A beginner mistake is to think MoveJ and MoveL are just two names for the same move. They are different because they constrain different spaces. MoveJ prioritizes smooth joint motion. MoveL prioritizes the geometric path of the tool.
2. Motion planner: finding a valid path
The motion planner answers: "Is there a path from state A to state B that avoids collisions and satisfies constraints?" In a simple empty scene, the planner might only check IK and joint limits. In a real workcell with a table, fixtures, gripper geometry, cameras, and safety zones, it must reason about a planning scene and collision geometry. MoveIt 2 describes itself as the robotic manipulation platform for ROS 2, covering motion planning, manipulation, 3D perception, kinematics, and control. In this series, we will not start by hiding everything inside MoveIt. We will build small versions first, then use MoveIt 2 later so the framework is no longer a black box.

Image source: MoveIt 2 documentation. Hybrid planning separates a global planner from a local planner, allowing a robot to combine long-horizon planning with online reaction.
3. Trajectory generator: adding time to a path
A path tells the robot where to go. A trajectory tells the robot when to be at each point, and with what velocity and acceleration. This is where velocity, acceleration, and jerk limits matter. If you simply interpolate position linearly with time, the robot can jerk at the start and end of the motion. A trapezoidal velocity profile is better, but acceleration still changes abruptly. An S-curve or jerk-limited profile produces smoother motion and less vibration.
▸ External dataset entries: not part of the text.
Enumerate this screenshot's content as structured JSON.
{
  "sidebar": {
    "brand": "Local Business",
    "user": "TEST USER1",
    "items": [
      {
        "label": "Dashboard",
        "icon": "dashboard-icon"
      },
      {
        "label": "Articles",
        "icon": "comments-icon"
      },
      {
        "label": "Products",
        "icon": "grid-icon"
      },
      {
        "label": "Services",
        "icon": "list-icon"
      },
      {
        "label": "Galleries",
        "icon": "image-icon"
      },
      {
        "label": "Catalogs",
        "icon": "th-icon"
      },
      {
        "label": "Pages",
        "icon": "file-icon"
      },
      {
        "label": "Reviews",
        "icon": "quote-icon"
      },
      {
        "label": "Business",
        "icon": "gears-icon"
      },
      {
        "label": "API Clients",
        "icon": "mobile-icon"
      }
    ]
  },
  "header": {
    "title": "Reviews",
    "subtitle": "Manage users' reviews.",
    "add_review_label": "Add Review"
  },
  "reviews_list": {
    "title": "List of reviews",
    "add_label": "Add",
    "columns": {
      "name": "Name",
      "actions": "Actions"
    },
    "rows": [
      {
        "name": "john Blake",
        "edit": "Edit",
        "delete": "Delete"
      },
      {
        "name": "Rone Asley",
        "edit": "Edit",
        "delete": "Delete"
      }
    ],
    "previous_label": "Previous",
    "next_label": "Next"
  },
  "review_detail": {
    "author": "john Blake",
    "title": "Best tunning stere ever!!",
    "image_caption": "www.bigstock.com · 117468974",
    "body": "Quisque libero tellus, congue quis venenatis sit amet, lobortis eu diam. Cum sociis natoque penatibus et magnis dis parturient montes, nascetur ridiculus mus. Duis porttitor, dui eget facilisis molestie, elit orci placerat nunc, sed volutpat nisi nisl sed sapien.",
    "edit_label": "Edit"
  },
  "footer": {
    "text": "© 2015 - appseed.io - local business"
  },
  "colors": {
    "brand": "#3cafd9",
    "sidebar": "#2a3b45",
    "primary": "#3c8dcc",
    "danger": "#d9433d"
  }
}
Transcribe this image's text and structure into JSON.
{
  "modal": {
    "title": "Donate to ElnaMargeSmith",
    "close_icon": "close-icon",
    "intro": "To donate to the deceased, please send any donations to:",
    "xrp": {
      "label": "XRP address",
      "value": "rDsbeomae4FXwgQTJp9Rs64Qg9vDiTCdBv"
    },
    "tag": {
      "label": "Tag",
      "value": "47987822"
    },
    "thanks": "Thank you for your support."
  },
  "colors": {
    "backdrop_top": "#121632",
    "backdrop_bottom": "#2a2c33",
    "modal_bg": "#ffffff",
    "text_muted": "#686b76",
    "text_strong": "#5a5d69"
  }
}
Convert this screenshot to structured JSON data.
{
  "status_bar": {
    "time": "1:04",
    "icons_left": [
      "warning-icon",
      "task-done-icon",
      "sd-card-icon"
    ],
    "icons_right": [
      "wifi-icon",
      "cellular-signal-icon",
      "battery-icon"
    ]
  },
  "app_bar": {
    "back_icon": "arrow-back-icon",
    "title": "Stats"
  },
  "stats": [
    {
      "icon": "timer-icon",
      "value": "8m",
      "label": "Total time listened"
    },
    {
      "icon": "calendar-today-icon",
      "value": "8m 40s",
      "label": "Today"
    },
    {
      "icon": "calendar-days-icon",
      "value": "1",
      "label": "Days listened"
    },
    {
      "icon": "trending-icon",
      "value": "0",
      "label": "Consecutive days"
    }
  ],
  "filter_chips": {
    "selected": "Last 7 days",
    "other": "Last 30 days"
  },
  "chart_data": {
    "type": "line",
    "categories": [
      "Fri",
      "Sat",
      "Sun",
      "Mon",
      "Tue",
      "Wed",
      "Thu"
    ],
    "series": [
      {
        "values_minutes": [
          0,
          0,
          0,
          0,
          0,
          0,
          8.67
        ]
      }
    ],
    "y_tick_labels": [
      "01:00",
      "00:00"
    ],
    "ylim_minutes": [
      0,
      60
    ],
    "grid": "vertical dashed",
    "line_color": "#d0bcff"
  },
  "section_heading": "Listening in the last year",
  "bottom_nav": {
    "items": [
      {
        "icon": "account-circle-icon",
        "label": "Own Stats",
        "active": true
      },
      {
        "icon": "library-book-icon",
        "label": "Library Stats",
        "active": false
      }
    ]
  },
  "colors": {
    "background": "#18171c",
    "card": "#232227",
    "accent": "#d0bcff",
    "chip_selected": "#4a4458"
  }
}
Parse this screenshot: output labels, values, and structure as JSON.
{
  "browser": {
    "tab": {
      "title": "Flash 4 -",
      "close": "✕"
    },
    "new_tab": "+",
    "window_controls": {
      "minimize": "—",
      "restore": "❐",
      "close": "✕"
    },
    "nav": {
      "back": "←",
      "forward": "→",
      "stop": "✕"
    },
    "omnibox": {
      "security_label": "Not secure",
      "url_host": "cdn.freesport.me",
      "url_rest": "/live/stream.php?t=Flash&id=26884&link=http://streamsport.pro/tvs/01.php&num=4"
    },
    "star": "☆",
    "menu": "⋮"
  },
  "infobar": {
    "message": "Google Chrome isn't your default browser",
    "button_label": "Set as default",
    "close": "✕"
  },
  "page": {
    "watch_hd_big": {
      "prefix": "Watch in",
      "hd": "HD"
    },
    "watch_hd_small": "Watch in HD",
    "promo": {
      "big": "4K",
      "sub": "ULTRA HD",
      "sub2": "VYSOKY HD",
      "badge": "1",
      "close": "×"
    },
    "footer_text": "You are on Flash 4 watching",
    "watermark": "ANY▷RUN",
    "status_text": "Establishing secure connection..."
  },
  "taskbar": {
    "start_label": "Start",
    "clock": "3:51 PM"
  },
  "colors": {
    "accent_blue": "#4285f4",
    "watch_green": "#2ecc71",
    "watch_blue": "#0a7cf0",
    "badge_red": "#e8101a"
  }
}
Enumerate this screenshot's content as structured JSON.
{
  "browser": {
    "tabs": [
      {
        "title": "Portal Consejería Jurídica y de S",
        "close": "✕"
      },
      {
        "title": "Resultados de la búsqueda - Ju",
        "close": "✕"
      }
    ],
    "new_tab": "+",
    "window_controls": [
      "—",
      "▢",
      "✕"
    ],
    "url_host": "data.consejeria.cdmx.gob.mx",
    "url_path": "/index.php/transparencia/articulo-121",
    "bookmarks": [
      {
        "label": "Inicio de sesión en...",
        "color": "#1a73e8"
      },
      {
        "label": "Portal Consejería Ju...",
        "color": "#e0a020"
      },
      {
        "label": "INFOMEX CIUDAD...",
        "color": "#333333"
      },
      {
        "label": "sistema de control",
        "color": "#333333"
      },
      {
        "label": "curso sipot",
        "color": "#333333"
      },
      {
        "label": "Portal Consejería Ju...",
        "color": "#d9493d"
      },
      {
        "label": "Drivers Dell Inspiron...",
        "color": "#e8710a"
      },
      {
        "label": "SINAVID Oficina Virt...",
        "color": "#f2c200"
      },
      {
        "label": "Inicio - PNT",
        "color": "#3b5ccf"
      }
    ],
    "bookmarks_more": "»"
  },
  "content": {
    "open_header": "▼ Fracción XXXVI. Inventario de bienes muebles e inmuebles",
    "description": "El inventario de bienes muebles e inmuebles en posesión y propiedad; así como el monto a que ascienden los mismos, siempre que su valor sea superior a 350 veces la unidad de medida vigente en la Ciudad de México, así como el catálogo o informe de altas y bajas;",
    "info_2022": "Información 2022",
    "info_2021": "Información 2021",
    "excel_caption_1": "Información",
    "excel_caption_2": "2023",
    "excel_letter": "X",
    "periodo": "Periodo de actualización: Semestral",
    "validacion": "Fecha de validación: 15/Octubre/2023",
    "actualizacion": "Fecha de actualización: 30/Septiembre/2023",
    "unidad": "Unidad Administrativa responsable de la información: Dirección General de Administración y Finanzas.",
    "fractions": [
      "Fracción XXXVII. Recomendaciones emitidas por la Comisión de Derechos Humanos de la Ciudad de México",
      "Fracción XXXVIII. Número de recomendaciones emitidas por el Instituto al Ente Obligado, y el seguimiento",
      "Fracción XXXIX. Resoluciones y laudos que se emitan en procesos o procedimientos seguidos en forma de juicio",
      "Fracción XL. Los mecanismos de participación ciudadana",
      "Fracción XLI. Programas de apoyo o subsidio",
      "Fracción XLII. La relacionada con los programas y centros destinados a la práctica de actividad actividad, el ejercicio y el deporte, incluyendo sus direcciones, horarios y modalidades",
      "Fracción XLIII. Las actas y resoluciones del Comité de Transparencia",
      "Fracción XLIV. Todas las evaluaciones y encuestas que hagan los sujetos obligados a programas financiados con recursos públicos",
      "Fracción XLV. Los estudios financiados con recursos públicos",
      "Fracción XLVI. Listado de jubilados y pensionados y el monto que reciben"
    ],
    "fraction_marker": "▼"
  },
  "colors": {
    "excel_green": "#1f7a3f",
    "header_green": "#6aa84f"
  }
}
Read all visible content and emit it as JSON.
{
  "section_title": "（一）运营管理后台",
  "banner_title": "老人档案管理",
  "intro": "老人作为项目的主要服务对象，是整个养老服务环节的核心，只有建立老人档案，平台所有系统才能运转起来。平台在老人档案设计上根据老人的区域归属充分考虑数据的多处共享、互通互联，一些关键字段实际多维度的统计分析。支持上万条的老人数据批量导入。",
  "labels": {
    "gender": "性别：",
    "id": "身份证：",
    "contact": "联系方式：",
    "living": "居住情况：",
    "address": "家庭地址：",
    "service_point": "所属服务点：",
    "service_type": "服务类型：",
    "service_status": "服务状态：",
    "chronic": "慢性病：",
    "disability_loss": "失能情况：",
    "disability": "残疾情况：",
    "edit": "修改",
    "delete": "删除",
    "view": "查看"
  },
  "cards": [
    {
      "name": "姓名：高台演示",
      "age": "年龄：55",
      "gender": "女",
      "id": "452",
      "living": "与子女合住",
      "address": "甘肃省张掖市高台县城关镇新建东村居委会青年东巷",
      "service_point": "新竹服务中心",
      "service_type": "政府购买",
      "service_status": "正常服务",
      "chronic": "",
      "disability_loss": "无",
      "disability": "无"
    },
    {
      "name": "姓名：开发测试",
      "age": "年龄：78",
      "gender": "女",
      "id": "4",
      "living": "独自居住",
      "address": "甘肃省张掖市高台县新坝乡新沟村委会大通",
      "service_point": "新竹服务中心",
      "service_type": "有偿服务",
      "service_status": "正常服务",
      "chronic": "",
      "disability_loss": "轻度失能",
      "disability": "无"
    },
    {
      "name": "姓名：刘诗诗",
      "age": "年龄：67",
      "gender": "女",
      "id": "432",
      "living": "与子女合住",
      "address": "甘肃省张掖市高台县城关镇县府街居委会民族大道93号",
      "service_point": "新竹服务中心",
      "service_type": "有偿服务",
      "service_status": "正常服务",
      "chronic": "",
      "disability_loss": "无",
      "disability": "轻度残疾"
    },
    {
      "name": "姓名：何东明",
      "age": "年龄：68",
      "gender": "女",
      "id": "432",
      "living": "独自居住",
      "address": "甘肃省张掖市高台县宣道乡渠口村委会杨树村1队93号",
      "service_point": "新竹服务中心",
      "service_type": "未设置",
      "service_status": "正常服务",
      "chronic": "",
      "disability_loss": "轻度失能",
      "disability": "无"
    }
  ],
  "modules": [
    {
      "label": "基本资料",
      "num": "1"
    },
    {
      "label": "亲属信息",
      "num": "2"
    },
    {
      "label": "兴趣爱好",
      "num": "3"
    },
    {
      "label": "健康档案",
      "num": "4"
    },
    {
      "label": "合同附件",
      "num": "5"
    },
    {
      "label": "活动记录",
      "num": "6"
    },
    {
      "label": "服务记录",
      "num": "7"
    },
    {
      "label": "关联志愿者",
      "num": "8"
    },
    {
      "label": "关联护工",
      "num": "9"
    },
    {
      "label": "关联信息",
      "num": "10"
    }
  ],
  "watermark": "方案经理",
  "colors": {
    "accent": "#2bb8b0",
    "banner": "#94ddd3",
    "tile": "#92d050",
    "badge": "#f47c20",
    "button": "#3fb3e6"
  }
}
Ruckig is a key library at this layer. Its documentation describes online trajectory generation from a current state to a target state under velocity, acceleration, and jerk limits. This is exactly the kind of component a practical controller needs: at every cycle it can update the state and generate the next setpoint.

Image source: Ruckig documentation. A real trajectory is not only position. It also includes velocity, acceleration, and jerk.
4. Interpolator: sampling at the control period
A servo loop does not consume an abstract path. It needs setpoints at each tick: q_des(t), dq_des(t), sometimes ddq_des(t) or torque feedforward. If the controller runs at 500 Hz, the interpolator must produce a new point every 2 ms. If it runs at 125 Hz, it produces a point every 8 ms. This layer is sensitive to timing. Scheduler delay, network jitter, clock drift, and missed cycles can all cause visible motion artifacts.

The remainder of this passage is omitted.